First, you will use [spaCy](https://spacy.io/) library, which is an indutrial-strength NLP library for python, for first finding the **dependency parse** of each sentence. 

In [0]:
#Download spacy and install spaCy model
! pip install spacy
! python -m spacy download en_core_web_sm

In [0]:
#following code snippet shows how to generate the dependencies between tokens
import spacy
nlp = spacy.load("en_core_web_sm")
doc = nlp(u'Convulsions that occur after DTaP are caused by a fever.')

#Prints the dependencies: parent tokens, child token and the type of the dependency 
for token in doc:
  print((token.head.text, token.text, token.dep_))

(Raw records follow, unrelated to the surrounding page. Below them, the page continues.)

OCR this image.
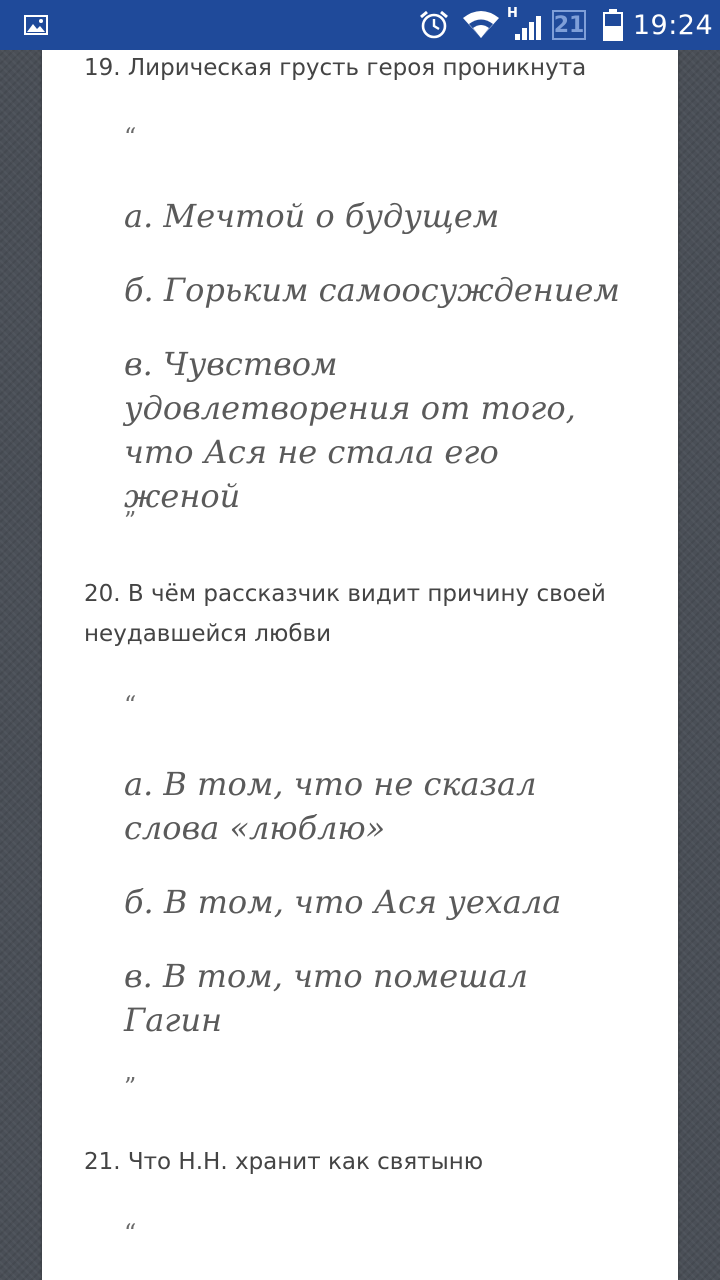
H 21 19:24
19. Лирическая грусть героя проникнута
“
а. Мечтой о будущем
б. Горьким самоосуждением
в. Чувством удовлетворения от того, что Ася не стала его женой
”
20. В чём рассказчик видит причину своей неудавшейся любви
“
а. В том, что не сказал слова «люблю»
б. В том, что Ася уехала
в. В том, что помешал Гагин
”
21. Что Н.Н. хранит как святыню
“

#You can also view the dependency structure by visiting this page: https://explosion.ai/demos/displacy?text=Convulsions%20that%20occur%20after%20DTaP%20are%20caused%20by%20a%20fever.&model=en_core_web_sm&cpu=1&cph=1

Secondly, you will use [networkx](https://networkx.github.io/documentation/stable/index.html) library for generating **dependency parse graphs** using the above information obtained through spaCy. netwrokx is one of the most popular graph libraries for python. Then you will find the **shortest distance** between the two entities in this graph and use that as the feature value.

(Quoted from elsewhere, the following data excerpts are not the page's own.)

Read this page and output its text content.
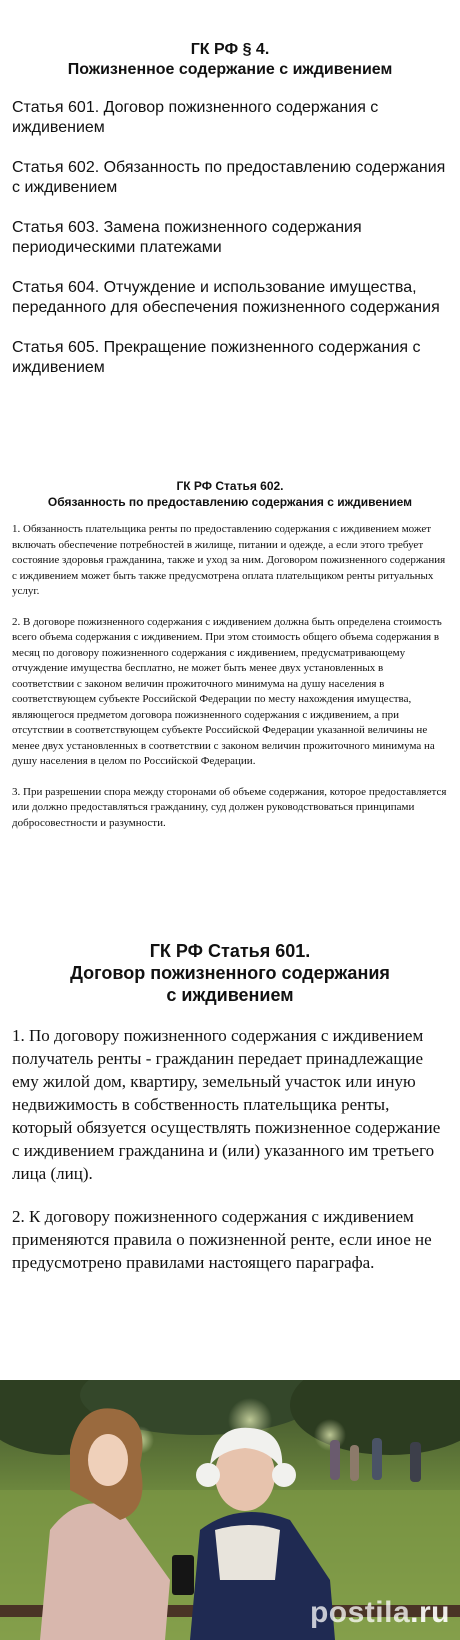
ГК РФ § 4.
Пожизненное содержание с иждивением
Статья 601. Договор пожизненного содержания с иждивением
Статья 602. Обязанность по предоставлению содержания с иждивением
Статья 603. Замена пожизненного содержания периодическими платежами
Статья 604. Отчуждение и использование имущества, переданного для обеспечения пожизненного содержания
Статья 605. Прекращение пожизненного содержания с иждивением
ГК РФ Статья 602.
Обязанность по предоставлению содержания с иждивением

1. Обязанность плательщика ренты по предоставлению содержания с иждивением может включать обеспечение потребностей в жилище, питании и одежде, а если этого требует состояние здоровья гражданина, также и уход за ним. Договором пожизненного содержания с иждивением может быть также предусмотрена оплата плательщиком ренты ритуальных услуг.

2. В договоре пожизненного содержания с иждивением должна быть определена стоимость всего объема содержания с иждивением. При этом стоимость общего объема содержания в месяц по договору пожизненного содержания с иждивением, предусматривающему отчуждение имущества бесплатно, не может быть менее двух установленных в соответствии с законом величин прожиточного минимума на душу населения в соответствующем субъекте Российской Федерации по месту нахождения имущества, являющегося предметом договора пожизненного содержания с иждивением, а при отсутствии в соответствующем субъекте Российской Федерации указанной величины не менее двух установленных в соответствии с законом величин прожиточного минимума на душу населения в целом по Российской Федерации.

3. При разрешении спора между сторонами об объеме содержания, которое предоставляется или должно предоставляться гражданину, суд должен руководствоваться принципами добросовестности и разумности.

ГК РФ Статья 601.
Договор пожизненного содержания
с иждивением

1. По договору пожизненного содержания с иждивением получатель ренты - гражданин передает принадлежащие ему жилой дом, квартиру, земельный участок или иную недвижимость в собственность плательщика ренты, который обязуется осуществлять пожизненное содержание с иждивением гражданина и (или) указанного им третьего лица (лиц).

2. К договору пожизненного содержания с иждивением применяются правила о пожизненной ренте, если иное не предусмотрено правилами настоящего параграфа.

postila.ru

**You can ignore the types and directionaly of the dependencies for the purposes of this assignment. In otherwords, assume all edges are undirected and are of the same type.**

In [0]:
#install networkx
! pip install networkx

In [0]:
#You can generate graphs by follwoing the networkx tutorial: https://networkx.github.io/documentation/stable/tutorial.html
#following code snippet shows you how to gerenarte a toy graph
import networkx as nx
G = nx.Graph()
G.add_node('caused')
G.add_node('Convulsions')
print(list(G.nodes))

G.add_edge('caused', 'Convulsions')
print(list(G.edges))

print(G.number_of_nodes())
print(G.number_of_edges())

# Get the path and its length using https://networkx.github.io/documentation/stable/reference/algorithms/shortest_paths.html
entity1 = 'Convulsions'
entity2 = 'caused'
print("dependency path = ",nx.shortest_path(G, source=entity1, target=entity2))
print("dependency path length = ", nx.shortest_path_length(G, source=entity1, target=entity2))

In [0]:
#Using the above spaCy/networkx copde snippets as the guide, write code here to generate dependency path lengths for all the comentions in train data. Add these values as the sytactic feature values.

In [0]:
#Write code to plot the distrubution of dependency path lengths using hist function: https://matplotlib.org/3.1.1/api/_as_gen/matplotlib.pyplot.hist.html

In [0]:
#Write your code here for cross-validation (use cross_validate())

6. List P, R, F1 and AUROC from your advanced model.

In [0]:
#Write code here to generate a bar chart (using matplotlib) comparing the P,R,F1, and AUROC values of the two models (baseline vs. advanced)

## Part 3: Prediction

The (unlabled) test data is given in `TRMTR2-test-unlabeled-small.txt`. Format of this file is as follows:

`articleID \t sentenceText \t UniprotID \t proteinTextMatched \t GOID \t GOTextMatched`

Using your best model, write code predict labels for the test data. Then save your predictions to `TRMTR2-test-preds-small.txt`. Format of this file should **exactly** follow the training data format. **Upload this file in D2L file (along with the ipynb file).**

We will use your generated "`TRMTR2-test-preds-small.txt`" file for evaluting the final performance of your code. Given that this is a class assignment, we are not expecting to see state-of-the-art performance. But you need to show that you have carefully though about the types of features that are informative for this task.

The best performance on test data will get bonus points (5% for first, 3% for second, 2% for third) of the assignment grade. The leaderboad will be annouced in the class afther final evalution.